By Rich Lowry
Friday, April 30,
2021
For President Biden, the border should have been similar to the COVID-vaccine rollout — something where all he had to do to succeed was broadly maintain the path that his predecessor had already set.
Instead, Biden blew holes in Trump’s border strategy and, as a surge of migrants predictably arrived at the border, his team set about denying reality and implausibly blaming Trump.
If the Biden administration expended as much energy securing the border in its first 100 days as it did denying there’s a “crisis” at the border, the alleged noncrisis would already be abating.
As it is, Biden and Co. aren’t fooling anyone. His rating on the border is abysmal — just 29 percent of the public approves of his handling of the border in recent Quinnipiac and CNBC polls.
It is telling that the inevitable internal Biden blame game over the crisis focuses on HHS secretary Xavier Becerra’s not doing enough to house the incoming minors rather than on the policies that started the unprecedented flow in the first place. The administration is clearly most interested in how it can better process the people coming into the country rather than how it can keep them out in the first place.
Biden’s treatment of the issue in his address to the joint session of Congress on Wednesday night was particularly otherworldly.
He touted comprehensive immigration reform as the solution to the border, although the security enhancements in such bills are usually window dressing and wouldn’t address the specific loopholes that allow migrants from Central America to gain access to America and stay here, when migrants from Mexico largely can’t.
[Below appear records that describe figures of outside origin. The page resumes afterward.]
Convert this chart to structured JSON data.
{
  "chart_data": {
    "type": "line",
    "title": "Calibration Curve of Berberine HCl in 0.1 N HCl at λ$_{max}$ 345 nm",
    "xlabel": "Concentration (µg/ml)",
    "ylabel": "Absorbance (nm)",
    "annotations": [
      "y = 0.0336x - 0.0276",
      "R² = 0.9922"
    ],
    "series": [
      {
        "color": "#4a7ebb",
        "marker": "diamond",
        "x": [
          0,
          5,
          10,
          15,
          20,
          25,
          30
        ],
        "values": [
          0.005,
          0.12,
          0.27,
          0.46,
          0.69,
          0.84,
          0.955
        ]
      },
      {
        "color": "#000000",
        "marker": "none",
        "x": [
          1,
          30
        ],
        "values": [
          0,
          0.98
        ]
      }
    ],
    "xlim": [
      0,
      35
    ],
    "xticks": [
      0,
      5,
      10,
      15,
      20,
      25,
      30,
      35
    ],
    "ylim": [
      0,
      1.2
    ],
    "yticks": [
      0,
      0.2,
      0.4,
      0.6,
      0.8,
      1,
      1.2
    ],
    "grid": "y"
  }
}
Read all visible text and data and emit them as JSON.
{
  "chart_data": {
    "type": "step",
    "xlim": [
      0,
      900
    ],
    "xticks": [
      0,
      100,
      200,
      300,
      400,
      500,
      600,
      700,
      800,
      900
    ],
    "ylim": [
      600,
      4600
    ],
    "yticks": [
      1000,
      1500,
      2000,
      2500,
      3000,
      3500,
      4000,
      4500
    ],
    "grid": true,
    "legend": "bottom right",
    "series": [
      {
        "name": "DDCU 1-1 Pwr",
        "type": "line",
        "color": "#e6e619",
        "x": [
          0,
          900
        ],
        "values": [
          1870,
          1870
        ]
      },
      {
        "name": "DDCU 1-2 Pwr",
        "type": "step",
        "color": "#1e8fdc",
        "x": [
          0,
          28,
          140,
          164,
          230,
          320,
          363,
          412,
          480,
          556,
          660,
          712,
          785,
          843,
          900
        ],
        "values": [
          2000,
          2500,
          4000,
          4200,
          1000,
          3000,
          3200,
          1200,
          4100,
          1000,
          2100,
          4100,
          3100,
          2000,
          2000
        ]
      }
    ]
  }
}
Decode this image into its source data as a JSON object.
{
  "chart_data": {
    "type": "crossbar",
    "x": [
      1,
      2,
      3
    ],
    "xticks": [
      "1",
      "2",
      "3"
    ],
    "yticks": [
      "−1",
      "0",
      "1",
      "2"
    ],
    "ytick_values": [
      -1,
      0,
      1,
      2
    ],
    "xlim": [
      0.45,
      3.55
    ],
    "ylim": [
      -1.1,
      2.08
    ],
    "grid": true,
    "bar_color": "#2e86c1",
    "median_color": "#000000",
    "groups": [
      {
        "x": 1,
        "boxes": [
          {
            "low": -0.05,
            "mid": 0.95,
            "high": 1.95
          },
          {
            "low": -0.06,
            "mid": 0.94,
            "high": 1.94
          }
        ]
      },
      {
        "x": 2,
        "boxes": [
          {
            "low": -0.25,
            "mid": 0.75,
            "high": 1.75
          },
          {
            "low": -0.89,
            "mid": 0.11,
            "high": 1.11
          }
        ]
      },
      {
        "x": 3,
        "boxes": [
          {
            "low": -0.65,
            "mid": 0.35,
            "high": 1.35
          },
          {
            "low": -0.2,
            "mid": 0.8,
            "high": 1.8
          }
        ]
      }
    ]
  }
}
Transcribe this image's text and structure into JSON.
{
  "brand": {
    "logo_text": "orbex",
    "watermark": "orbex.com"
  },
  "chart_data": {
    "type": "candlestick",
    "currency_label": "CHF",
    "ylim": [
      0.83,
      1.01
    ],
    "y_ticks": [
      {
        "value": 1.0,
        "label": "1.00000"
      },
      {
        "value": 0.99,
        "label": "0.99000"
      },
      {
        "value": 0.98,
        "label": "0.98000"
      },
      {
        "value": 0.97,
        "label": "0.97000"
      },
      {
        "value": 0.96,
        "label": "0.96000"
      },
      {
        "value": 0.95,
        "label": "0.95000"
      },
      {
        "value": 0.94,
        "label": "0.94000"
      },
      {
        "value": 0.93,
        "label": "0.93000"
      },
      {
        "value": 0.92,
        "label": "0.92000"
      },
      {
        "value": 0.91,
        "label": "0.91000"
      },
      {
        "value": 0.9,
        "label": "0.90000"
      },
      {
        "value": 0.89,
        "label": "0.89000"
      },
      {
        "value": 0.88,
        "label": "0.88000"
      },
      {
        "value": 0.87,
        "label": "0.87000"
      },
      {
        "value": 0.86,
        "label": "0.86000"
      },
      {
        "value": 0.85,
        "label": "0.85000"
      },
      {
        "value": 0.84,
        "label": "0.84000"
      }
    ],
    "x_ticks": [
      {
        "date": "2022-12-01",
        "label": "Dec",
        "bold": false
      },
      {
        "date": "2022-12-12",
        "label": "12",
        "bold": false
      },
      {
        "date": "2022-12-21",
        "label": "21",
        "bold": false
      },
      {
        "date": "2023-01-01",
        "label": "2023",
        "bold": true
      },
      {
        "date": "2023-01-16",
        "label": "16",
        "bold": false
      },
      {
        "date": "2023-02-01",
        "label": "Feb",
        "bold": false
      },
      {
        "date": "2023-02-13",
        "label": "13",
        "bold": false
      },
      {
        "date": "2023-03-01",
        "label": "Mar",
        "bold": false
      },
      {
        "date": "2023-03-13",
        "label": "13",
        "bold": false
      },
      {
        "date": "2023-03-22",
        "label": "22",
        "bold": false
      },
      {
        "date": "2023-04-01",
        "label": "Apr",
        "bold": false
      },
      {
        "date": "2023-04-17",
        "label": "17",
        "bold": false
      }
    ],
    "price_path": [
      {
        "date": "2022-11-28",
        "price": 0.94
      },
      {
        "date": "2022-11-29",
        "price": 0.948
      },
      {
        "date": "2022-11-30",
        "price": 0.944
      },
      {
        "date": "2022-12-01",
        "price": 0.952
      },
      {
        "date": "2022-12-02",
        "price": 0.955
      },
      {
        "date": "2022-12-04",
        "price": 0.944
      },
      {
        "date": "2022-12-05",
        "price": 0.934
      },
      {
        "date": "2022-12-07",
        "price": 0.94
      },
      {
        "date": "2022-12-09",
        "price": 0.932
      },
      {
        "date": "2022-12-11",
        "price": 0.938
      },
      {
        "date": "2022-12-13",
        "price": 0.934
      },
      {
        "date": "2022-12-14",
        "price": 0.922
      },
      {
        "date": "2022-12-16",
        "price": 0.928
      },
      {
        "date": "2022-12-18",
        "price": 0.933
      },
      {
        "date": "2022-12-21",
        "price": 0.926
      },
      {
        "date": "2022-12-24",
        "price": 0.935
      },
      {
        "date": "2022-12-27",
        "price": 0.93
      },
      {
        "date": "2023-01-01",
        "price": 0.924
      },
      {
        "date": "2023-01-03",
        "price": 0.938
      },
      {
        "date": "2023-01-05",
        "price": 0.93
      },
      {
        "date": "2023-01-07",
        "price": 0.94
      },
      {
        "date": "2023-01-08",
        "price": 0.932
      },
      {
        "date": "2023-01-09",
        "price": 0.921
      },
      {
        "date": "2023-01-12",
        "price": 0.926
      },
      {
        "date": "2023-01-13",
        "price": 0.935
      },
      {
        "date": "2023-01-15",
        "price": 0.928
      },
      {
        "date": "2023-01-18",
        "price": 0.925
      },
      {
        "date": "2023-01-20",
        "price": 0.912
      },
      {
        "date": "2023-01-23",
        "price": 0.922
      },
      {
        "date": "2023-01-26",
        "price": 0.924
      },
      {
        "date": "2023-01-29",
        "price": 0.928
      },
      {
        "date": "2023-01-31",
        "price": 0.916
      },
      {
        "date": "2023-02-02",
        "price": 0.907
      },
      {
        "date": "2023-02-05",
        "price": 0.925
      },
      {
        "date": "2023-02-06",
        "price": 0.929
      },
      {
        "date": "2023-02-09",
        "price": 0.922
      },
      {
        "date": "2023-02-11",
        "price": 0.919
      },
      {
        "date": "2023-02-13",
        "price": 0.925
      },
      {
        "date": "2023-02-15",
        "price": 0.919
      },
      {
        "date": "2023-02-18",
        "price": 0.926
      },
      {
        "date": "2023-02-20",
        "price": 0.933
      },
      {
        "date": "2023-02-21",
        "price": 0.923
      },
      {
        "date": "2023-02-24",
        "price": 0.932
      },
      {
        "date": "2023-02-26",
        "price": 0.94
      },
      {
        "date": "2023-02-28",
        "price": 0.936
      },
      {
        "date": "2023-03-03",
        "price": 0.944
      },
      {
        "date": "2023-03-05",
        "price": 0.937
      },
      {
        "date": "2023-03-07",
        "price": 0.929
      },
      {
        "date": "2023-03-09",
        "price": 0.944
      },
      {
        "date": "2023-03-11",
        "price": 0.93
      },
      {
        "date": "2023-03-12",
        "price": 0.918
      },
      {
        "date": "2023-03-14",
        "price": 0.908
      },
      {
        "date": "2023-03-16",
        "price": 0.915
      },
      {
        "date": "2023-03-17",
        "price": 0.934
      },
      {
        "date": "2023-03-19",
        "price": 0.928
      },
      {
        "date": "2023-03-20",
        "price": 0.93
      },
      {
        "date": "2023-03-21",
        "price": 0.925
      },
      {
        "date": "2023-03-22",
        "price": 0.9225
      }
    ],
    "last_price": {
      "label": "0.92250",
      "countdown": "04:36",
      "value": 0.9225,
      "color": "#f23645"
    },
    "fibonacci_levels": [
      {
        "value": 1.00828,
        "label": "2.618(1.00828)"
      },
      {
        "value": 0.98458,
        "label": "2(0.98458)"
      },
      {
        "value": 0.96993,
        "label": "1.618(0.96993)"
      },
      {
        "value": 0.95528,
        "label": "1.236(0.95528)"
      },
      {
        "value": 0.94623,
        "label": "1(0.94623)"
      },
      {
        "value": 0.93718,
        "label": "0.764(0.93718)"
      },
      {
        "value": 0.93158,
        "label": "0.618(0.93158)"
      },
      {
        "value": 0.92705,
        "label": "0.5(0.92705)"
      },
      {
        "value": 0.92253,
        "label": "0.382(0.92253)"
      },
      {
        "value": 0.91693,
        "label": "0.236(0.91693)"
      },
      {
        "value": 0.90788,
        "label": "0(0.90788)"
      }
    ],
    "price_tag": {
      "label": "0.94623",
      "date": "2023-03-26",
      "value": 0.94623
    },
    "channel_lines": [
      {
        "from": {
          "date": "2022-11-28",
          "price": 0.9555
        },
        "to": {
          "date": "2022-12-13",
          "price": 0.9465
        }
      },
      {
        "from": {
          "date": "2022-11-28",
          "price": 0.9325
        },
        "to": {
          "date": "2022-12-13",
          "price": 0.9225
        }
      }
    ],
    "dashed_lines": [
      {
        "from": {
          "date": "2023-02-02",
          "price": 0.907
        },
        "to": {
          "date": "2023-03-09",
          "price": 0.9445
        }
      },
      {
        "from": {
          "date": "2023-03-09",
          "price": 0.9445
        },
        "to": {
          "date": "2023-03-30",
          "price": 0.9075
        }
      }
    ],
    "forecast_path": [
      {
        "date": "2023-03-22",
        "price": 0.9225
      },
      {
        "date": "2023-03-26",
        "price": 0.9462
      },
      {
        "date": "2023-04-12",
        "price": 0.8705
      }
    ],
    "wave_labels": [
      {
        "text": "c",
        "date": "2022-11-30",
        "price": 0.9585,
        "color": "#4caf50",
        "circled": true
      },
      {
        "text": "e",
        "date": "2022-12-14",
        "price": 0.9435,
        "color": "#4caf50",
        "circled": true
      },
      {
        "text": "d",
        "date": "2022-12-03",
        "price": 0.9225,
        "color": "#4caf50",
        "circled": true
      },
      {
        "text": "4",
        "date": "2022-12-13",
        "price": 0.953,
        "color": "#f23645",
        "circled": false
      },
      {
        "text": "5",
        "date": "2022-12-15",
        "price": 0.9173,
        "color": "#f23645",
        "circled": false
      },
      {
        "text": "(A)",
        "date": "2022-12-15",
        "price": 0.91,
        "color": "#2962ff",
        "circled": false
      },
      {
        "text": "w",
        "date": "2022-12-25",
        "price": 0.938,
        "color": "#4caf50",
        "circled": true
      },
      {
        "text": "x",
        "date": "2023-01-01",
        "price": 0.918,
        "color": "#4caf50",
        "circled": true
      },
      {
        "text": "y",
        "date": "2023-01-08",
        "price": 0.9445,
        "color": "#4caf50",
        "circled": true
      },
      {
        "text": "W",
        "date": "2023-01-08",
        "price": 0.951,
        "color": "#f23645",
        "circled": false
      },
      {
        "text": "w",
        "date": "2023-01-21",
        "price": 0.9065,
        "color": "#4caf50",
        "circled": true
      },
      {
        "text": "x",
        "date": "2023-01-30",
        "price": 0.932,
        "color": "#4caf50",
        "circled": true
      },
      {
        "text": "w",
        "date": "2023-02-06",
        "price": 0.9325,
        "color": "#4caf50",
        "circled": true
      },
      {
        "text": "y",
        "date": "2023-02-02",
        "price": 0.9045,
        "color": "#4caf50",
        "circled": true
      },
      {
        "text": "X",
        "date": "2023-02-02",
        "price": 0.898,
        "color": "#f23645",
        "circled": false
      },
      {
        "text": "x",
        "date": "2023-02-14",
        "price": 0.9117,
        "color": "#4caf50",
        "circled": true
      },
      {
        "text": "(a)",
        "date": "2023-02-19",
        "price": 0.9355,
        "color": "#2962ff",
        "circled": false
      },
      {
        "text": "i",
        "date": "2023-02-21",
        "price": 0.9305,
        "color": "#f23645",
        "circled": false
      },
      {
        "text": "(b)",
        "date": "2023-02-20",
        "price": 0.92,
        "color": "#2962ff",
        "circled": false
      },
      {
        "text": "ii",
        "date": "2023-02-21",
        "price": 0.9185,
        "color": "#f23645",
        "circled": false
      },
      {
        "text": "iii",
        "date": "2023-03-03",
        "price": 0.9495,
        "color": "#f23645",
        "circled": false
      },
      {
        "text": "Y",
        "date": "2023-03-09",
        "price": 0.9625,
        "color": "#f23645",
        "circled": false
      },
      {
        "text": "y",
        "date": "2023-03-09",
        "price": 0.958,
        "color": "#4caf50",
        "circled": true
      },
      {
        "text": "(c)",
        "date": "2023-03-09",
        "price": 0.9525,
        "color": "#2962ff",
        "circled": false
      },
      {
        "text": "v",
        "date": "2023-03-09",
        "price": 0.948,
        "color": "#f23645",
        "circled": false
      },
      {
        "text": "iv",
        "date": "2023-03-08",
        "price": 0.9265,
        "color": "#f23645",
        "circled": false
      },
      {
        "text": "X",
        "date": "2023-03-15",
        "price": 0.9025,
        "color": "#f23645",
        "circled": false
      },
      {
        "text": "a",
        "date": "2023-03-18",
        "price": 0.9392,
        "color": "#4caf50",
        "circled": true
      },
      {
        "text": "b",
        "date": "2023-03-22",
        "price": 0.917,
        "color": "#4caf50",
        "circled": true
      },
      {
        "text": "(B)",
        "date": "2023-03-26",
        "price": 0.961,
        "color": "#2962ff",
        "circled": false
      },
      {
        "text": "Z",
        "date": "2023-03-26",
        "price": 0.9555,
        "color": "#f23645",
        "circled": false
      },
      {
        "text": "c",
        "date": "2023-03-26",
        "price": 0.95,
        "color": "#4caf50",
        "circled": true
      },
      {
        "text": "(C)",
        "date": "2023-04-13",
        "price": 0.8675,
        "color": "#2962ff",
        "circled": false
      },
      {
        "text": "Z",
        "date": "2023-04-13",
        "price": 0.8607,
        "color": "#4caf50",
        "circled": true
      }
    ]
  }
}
He said that there’s no way to solve the migrant crisis without addressing the violence, corruption, gangs, political instability, and destitution in Central America. Then, astonishingly enough, he claimed to have alleviated all these problems as vice president until Trump came along and ripped it all up.
It’s not clear what Biden is even referring to, but if what he said were remotely true, there never would have been a migrant crisis under Trump in 2019 because conditions in Central America would have been too favorable for people to leave.
As for Trump supposedly reversing all the progress in conditions on the ground, it’s not even clear what Biden’s theory is. Trump did suspend aid to Central American countries to get them to cooperate on stemming the flow of migrants, but the aid was quickly restored when the countries played ball.
It’s completely obvious that what has driven the crisis at the border are expectations that Biden would be more welcoming than Trump and the exemption that Biden created for minors in Title 42, used to turn around migrants during the pandemic.
Biden has also ended Remain in Mexico, the successful program to get migrants to wait in Mexico while their asylum claims are adjudicated in the U.S. (if they are allowed in the U.S. during this process, they will never leave, even if their claims ultimately fail).
Why did Biden create this unnecessary crisis? It’s the outcome of ideology triumphing over common sense. That is true of the Biden approach more broadly — otherwise, he wouldn’t be proposing $6 trillion in new spending. The effects are most visible at the border, with rapid, real-world consequences, but that doesn’t mean that his domestic ambitions won’t ultimately lead to similar, if less immediately evident, failures.